1. Apples, oranges and enrolment rates

One of the biggest problems with education data in Pakistan is comparability. Government datasets like Pakistan Education Atlas and Pakistan Education Statistics (both based on NEMIS data) do not offer definitions for variables. So it is up to users to best interpret the data. TheAnnual Status of Education Report (ASER), does not specify, in detail, which enrolment rate it uses: net enrolment or gross enrolment. A comparison with Net Enrolment Rates (NER) and Gross Enrolment Rates (GER) given elsewhere becomes difficult.

Survival Rates (a measure of a child’s progress through her school career) are reported in NEMIS as well as some of the provincial Education Management Infiormation Systems. However the numbers reported by NEMIS vary from the numbers provided by provincial departments. For example, in the Pakistan Education Atlas (2013) the boys survival rate to 5th grade for Khyber Pakhtunkhwa is 71% but for the same grade Khyber Pakhtunkhwa EMIS 2013 reports 58%.

When compiling enrolment rates different age brackets are used by different data collection agencies. The Pakistan standards of living measurement survey (PSLM) uses three separate age brackets for primary school going age children: 4-9, 5-9 & 6-10.

2. The census, sampling & validity

The federal government is supposed to conduct a census every ten years. Censuses were conducted in 1951, 1961, 1972 and 1981 with regularity. The 1991 census was delayed by seven years and finally completed in 1998, while no census was conducted in 2001. The planned census for 2008 has yet not been conducted.

Unfortunately in the absence of a recently conducted census all sampling done in the country to collect data becomes intrinsically less valid. Think about the the national level migrations due to conflict (militancy), natural disasters (the 2005 earthquake and the 2010 & 2011 floods) & economic changes which have occured since 1998. Most sampling data in the country is either based on a census which was conducted 16 years ago or based on educated estimates or conjecture about the underlying nature of the population.
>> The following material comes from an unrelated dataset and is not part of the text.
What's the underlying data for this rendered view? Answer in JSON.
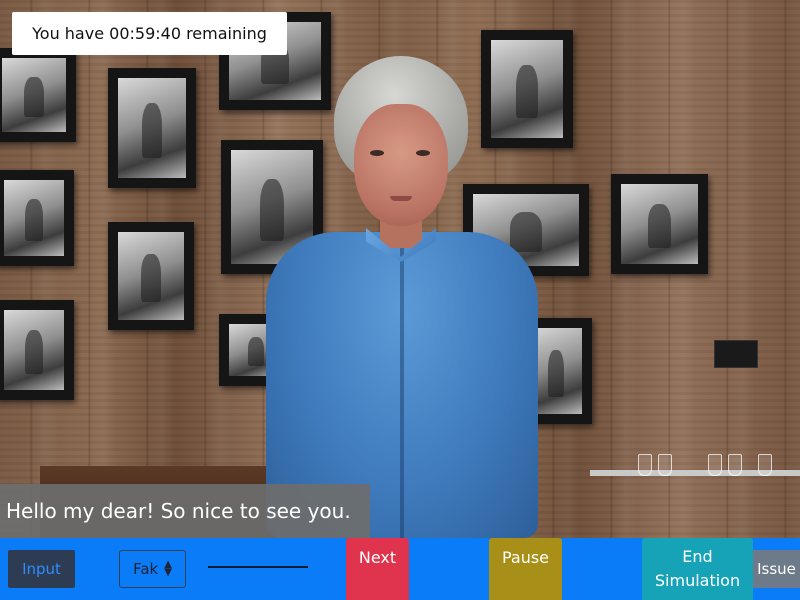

This means each year survey data in Pakistan gets less and less valid. (Here is a brief primer on external validity).

3. Mind the gaps

While a lot of data is available on education in Pakistan there are still major gaps. perhaps one of the biggest challenges is clearly identifying education budget and spending data in a standardized and comparable way across provinces and at a sub-provincial level. While some information exists it is usually burried in government budgetary documents which are obtuse and not easy to decipher. Most of these documents are not available online.

A second major issue is the paucity of data on non-governmental educational institutes. This includes both private schools and madrassas. We rely on occasional surveys of private institutions (PEIP, 2000 and the National Education Census, 2005) and household estimates for participation in the madrassa system.

A third area which requires greater attention is making data available at levels of aggregation which are below for sub-district areas like tehsils, union councils and villages and cities.

Finally, the late release of data means that often when discussing educational trends and data we are talking about things which happened more than a year ago. The latest publicly availablePSLM and NEMIS data were collected in 2012-13, almost two years ago.

4. Jhelum by any other name …

Perhaps one of the most frustrating (and emblematic of the larger challenge) thing is that we cannot even agree what to call places. Is it Sindh or Sind? Balochistan or Baluchistan? For the record we use the spellings provided by the Constitution of Pakistan (Sindh and Balochistan).

District names are even more fraught with confusion. Sometimes the departments of the same government (federal or provincial) use different spellings:

  • Jhelum or Jehlum (Punjab)
  • Layyah or Leiah (Punjab)
  • Killa Abdullah or Qilla Abdullah (Balochistan)
  • Astore or Astor (Gilgit-Baltistan)

While this problem may appear minor on the surface it is important because ideally datasets from different agencies would be available in electronic form and data users would be able to use statistical (and other kinds of) software and have the data talk to each other. Standardized place and variable names would allow for ease of comparison.